A New York physician was charged in an indictment unsealed today in the Eastern District of New York for an alleged $10 million health care fraud scheme involving the submission of false and fraudulent claims to Medicare and Medicare Part D plans.
According to court documents, Elemer Raffai, 56, of Rome, between approximately July 2016 and June 2017, allegedly signed prescriptions and order forms via purported telemedicine services for durable medical equipment (DME) that were not medically necessary. Raffai caused these claims to be submitted based solely on a short telephone conversation for beneficiaries he did not physically examine and evaluate and that were induced, in part, by the payments of bribes and kickbacks to Raffai. The indictment further alleges that Raffai, with others, submitted or caused the submission of approximately $10 million in false and fraudulent claims to Medicare for DME, and Medicare paid more than $4 million on those claims.
Raffai is charged with health care fraud. He was arrested and is making his initial court appearance today in the U.S. District Court for the Northern District of New York. If convicted, Raffai faces a maximum total penalty of 10 years in prison. A federal district court judge will determine any sentence after considering the U.S. Sentencing Guidelines and other statutory factors.

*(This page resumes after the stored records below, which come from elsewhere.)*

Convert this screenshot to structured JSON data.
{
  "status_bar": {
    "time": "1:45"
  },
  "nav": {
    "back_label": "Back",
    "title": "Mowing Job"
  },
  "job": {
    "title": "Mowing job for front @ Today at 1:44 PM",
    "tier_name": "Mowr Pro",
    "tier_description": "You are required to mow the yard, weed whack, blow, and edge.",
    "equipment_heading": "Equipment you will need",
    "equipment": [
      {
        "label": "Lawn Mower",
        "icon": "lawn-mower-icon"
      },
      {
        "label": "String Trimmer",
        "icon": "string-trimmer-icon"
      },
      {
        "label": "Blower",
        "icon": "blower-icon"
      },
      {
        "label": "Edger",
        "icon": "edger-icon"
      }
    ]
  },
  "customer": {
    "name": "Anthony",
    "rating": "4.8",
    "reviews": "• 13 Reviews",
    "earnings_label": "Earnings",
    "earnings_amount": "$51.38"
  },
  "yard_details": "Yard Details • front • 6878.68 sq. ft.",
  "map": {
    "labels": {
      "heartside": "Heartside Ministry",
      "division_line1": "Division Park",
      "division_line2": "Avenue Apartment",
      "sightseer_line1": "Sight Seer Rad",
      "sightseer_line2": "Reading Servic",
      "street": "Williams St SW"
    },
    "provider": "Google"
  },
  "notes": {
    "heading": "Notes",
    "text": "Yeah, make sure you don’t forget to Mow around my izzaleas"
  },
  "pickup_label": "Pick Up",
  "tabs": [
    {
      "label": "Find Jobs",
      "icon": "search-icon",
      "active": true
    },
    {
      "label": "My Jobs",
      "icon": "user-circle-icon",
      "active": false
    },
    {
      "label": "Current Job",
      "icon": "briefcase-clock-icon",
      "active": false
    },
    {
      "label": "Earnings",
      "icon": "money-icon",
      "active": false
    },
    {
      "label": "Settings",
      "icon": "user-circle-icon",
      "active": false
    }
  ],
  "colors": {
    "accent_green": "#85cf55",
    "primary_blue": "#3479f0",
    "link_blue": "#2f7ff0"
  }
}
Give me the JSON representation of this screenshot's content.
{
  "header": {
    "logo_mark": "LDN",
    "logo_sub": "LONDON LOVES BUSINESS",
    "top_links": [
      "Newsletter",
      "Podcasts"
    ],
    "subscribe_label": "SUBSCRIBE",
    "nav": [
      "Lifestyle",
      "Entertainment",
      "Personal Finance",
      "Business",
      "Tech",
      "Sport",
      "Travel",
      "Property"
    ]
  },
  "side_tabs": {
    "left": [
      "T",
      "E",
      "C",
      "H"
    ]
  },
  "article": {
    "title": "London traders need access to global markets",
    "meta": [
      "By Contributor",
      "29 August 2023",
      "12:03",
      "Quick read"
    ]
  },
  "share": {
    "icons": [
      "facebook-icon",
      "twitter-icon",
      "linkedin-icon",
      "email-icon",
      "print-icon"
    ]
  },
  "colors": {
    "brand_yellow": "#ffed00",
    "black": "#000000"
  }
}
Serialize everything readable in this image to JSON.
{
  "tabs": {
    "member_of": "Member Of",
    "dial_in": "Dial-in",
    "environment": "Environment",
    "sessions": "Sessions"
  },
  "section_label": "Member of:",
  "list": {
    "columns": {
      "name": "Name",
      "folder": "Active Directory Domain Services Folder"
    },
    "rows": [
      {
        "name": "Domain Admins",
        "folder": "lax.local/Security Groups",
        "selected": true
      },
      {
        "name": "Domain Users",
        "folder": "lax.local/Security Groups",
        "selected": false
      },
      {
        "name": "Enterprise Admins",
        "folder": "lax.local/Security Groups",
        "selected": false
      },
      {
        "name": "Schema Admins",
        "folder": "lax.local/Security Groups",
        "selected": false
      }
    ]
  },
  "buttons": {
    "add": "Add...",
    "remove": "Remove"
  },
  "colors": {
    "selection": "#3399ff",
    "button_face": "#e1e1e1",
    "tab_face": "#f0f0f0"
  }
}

Assistant Attorney General Kenneth A. Polite, Jr. of the Justice Department’s Criminal Division; U.S. Attorney Breon Peace for the Eastern District of New York; Special Agent in Charge Scott J. Lampert of the U.S. Department of Health and Human Services Office of Inspector General’s (HHS-OIG) Office of Investigations; Assistant Director Luis Quesada of the FBI’s Criminal Investigative Division; and Special Agent in Charge Janeen DiGuiseppi of the FBI’s Albany Field Office made the announcement.
HHS-OIG and the FBI investigated the case.
Trial Attorneys Kelly M. Lyons and Andrew Estes of the Criminal Division’s Fraud Section prosecuted the case.
An indictment is merely an allegation, and all defendants are presumed innocent until proven guilty beyond a reasonable doubt in a court of law.